That's true, by the way, of table windows. Using the one-click query composition feature of View - Filters you can in moments, based on whatever criteria you like for various fields, create a second, third, fourth, etc., table display, each with 900 screens of data to browse. Have them all open simultaneously to compare various sort orders, etc., within them if you like. In a few seconds, less than a minute, I've just popped open 4500 screens worth of table to browse from my 9 million record sample. It was effortless, like snapping my fingers.

I'm just saying, don't think "limit" when there is no limit. That the default serving size the waiter brings you is 900 scoops doesn't mean the restaurant cuts you off at 900 scoops. If you want more ice cream, just snap your fingers and the waiter will bring you more. No limit.

As noted in my other post, Manifold will add the ability for you to specify whatever default you want. If you prefer a million scoops instead of 900 scoops at a time, you could do that as well.

KlausDE

6,229 post(s)
#06-Oct-18 07:47

D'accord. We'r not speaking of a limit of the software but about a reasonable handling of unlimited data.

But ...

when it comes to analysis and to overview this mass of data the very successful and for this size of data unusual reactive solution entraps the overhasty user.

So we'r asking for nothing but a warning and a comfortable detour to appropriate methods to inspect unlimited data.

And to apply Sort on a chunk of data is a clear hint that user should be reminded of the limited insight he should expect for the full dataset.

Dimitri

5,045 post(s)
#06-Oct-18 09:08

So we'r asking for nothing but a warning and a comfortable detour to appropriate methods to inspect unlimited data.

OK. As you know, Manifold tries to maintain a "quiet cockpit" in the user interface. It avoids flashing lights and other distractions.

There is a warning today. It appears in the illustration see above, part of the Table topic.

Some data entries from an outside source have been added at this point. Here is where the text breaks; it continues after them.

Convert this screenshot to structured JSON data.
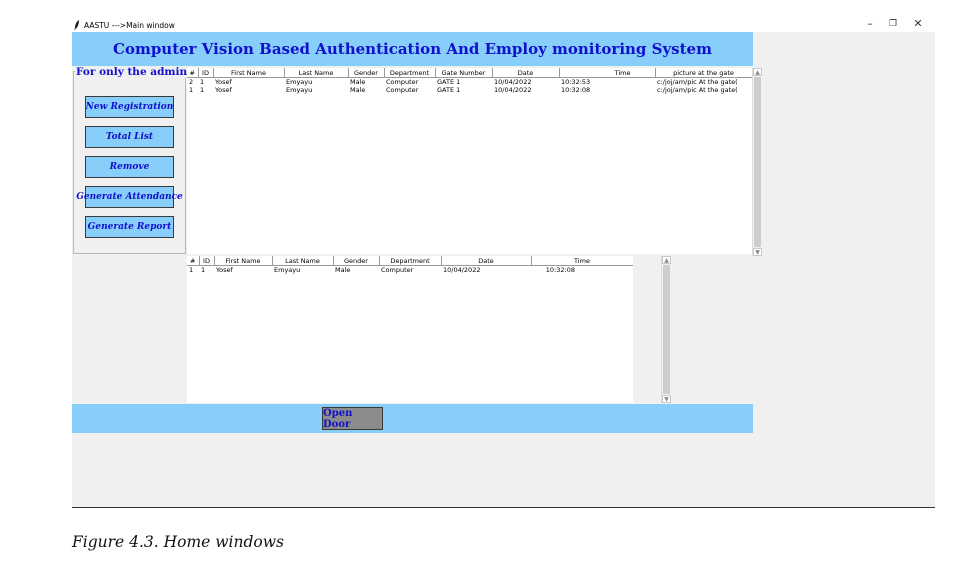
{
  "window": {
    "title": "AASTU --->Main window",
    "icon": "feather-icon",
    "controls": {
      "minimize": "–",
      "restore": "❐",
      "close": "✕"
    }
  },
  "header": {
    "title": "Computer Vision Based Authentication And Employ monitoring System"
  },
  "admin_panel": {
    "legend": "For only the admins",
    "buttons": [
      {
        "label": "New Registration"
      },
      {
        "label": "Total List"
      },
      {
        "label": "Remove"
      },
      {
        "label": "Generate Attendance"
      },
      {
        "label": "Generate Report"
      }
    ]
  },
  "gate_table": {
    "columns": [
      "#",
      "ID",
      "First Name",
      "Last Name",
      "Gender",
      "Department",
      "Gate Number",
      "Date",
      "Time",
      "picture at the gate"
    ],
    "rows": [
      [
        "2",
        "1",
        "Yosef",
        "Emyayu",
        "Male",
        "Computer",
        "GATE 1",
        "10/04/2022",
        "10:32:53",
        "c:/joj/am/pic At the gate("
      ],
      [
        "1",
        "1",
        "Yosef",
        "Emyayu",
        "Male",
        "Computer",
        "GATE 1",
        "10/04/2022",
        "10:32:08",
        "c:/joj/am/pic At the gate("
      ]
    ]
  },
  "attendance_table": {
    "columns": [
      "#",
      "ID",
      "First Name",
      "Last Name",
      "Gender",
      "Department",
      "Date",
      "Time"
    ],
    "rows": [
      [
        "1",
        "1",
        "Yosef",
        "Emyayu",
        "Male",
        "Computer",
        "10/04/2022",
        "10:32:08"
      ]
    ]
  },
  "footer": {
    "open_door_label": "Open Door"
  },
  "caption": "Figure 4.3. Home windows",
  "colors": {
    "accent_band": "#87cefa",
    "title_text": "#1010cc",
    "window_bg": "#f0f0f0"
  }
}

The icon above indicates there are more records. It should be a routine thing, like a + sign next to a folder in the Project pane hierarchy that indicates there is more in that folder.... we don't want to make that + sign a bright red, blinking + sign to warn people there is more in the folder. Is it a good idea to make the icon above a bright red or blinking icon to make a stronger warning?

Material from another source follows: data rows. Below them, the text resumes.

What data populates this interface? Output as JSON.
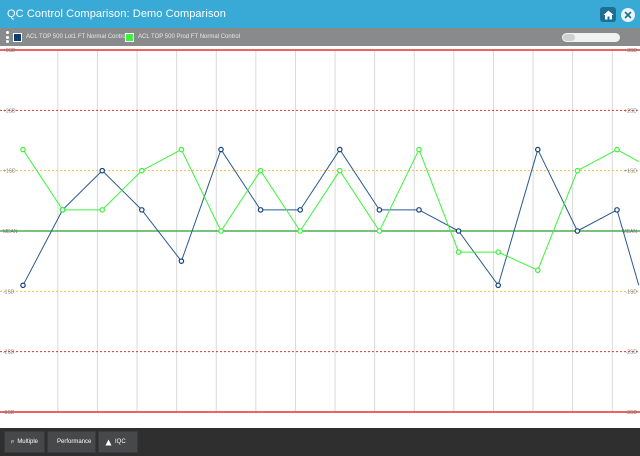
{
  "window": {
    "title": "QC Control Comparison: Demo Comparison",
    "home_icon": "home-icon",
    "close_icon": "close-icon"
  },
  "legend": {
    "items": [
      {
        "label": "ACL TOP 500 Lot1 FT Normal Control",
        "color": "#0d3b73"
      },
      {
        "label": "ACL TOP 500 Prod FT Normal Control",
        "color": "#3cf23c"
      }
    ],
    "toggle_icon": "toggle-switch-icon"
  },
  "chart_data": {
    "type": "line",
    "y_levels": [
      {
        "label": "+3SD",
        "value": 3,
        "color": "#e8322b",
        "style": "solid"
      },
      {
        "label": "+2SD",
        "value": 2,
        "color": "#e8322b",
        "style": "dotted"
      },
      {
        "label": "+1SD",
        "value": 1,
        "color": "#f0c040",
        "style": "dotted"
      },
      {
        "label": "MEAN",
        "value": 0,
        "color": "#4caf50",
        "style": "solid"
      },
      {
        "label": "-1SD",
        "value": -1,
        "color": "#f0c040",
        "style": "dotted"
      },
      {
        "label": "-2SD",
        "value": -2,
        "color": "#e8322b",
        "style": "dotted"
      },
      {
        "label": "-3SD",
        "value": -3,
        "color": "#e8322b",
        "style": "solid"
      }
    ],
    "ylim": [
      -3,
      3
    ],
    "x_count": 16,
    "grid_vertical": true,
    "series": [
      {
        "color": "#2b5b8f",
        "marker_color": "#12407a",
        "values": [
          -0.9,
          0.35,
          1.0,
          0.35,
          -0.5,
          1.35,
          0.35,
          0.35,
          1.35,
          0.35,
          0.35,
          0,
          -0.9,
          1.35,
          0,
          0.35,
          -0.9
        ],
        "x": [
          0,
          1,
          2,
          3,
          4,
          5,
          6,
          7,
          8,
          9,
          10,
          11,
          12,
          13,
          14,
          15,
          15.55
        ]
      },
      {
        "color": "#3cf23c",
        "marker_color": "#3cf23c",
        "values": [
          1.35,
          0.35,
          0.35,
          1.0,
          1.35,
          0,
          1.0,
          0,
          1.0,
          0,
          1.35,
          -0.35,
          -0.35,
          -0.65,
          1.0,
          1.35,
          1.15
        ],
        "x": [
          0,
          1,
          2,
          3,
          4,
          5,
          6,
          7,
          8,
          9,
          10,
          11,
          12,
          13,
          14,
          15,
          15.55
        ]
      }
    ]
  },
  "toolbar": {
    "buttons": [
      {
        "label": "Multiple",
        "icon": "flag-icon"
      },
      {
        "label": "Performance",
        "icon": "triangle-icon"
      },
      {
        "label": "IQC",
        "icon": "triangle-icon"
      }
    ]
  }
}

If you do that, why stop there? There are many other places where you could have more emphatic warnings for people who have not read the documentation. Don't you agree that if you go down that path you end up with a very noisy cockpit, and you make the system more distracting and more difficult for people who have invested into learning the system well?

And to apply Sort on a chunk of data is a clear hint that user should be reminded of the limited insight he should expect for the full dataset.

How would that warning look? "Please make sure to read the Tables topic to understand how to work with 50,000 record samples." or, "Please make sure to review a reasonable portion of the full data set to get a good impression of the whole thing." or "You've only scrolled through 14,834 records. Please be aware that is not the entire data set." I'm not being sarcastic... if you try to write what such a warning would work for every way that someone who has not read the documentation might be puzzled, it is very difficult to write such text that does not come off, to at least some people, as sarcastic.

Why stop there? There are endless nuances in a complex system where users who have not read the documentation will be puzzled. Can you anticipate every such case? Why not warn people, when they choose to use an integer field, that "CAUTION: Integer data types do not show the full numeric accuracy a floating point data type will show. Example: 3.1415 in a floating point number will be a round 3 in an integer data type."

Attachments:
btn_fill_record_placeholder.png
il_table_placeholder_records.png

KlausDE

6,229 post(s)
#06-Oct-18 09:51

Actually I have worked with big data but didn't notice the changed scroll icon.

I have to think about not a warning but a choice to use the appropriate tool to sort the full dataset.

This isn't an element that distracts the appearance of the UI when it's not needed. I should only appear when you sort the table window of a table to big for a full fetch. And the choice would be: continue to sort the extract OR switch to a Sort Transform with defaults for the current situation.

Tims 'Cancle' function may be not so important when you explicitly switch the context to the Transform.

Dimitri

5,045 post(s)
#06-Oct-18 12:30

but a choice to use the appropriate tool to sort the full dataset.

I think that is where the focus should be: how can there be better tools to do what people want to do? I don't think that focus lies in literally sorting and presenting at once a huge dataset that no person can realistically use, but to better present extractions that give people what they want for their review and decision making. When dealing with tables that take weeks or months to scan through manually, regardless of sort order, "less is more."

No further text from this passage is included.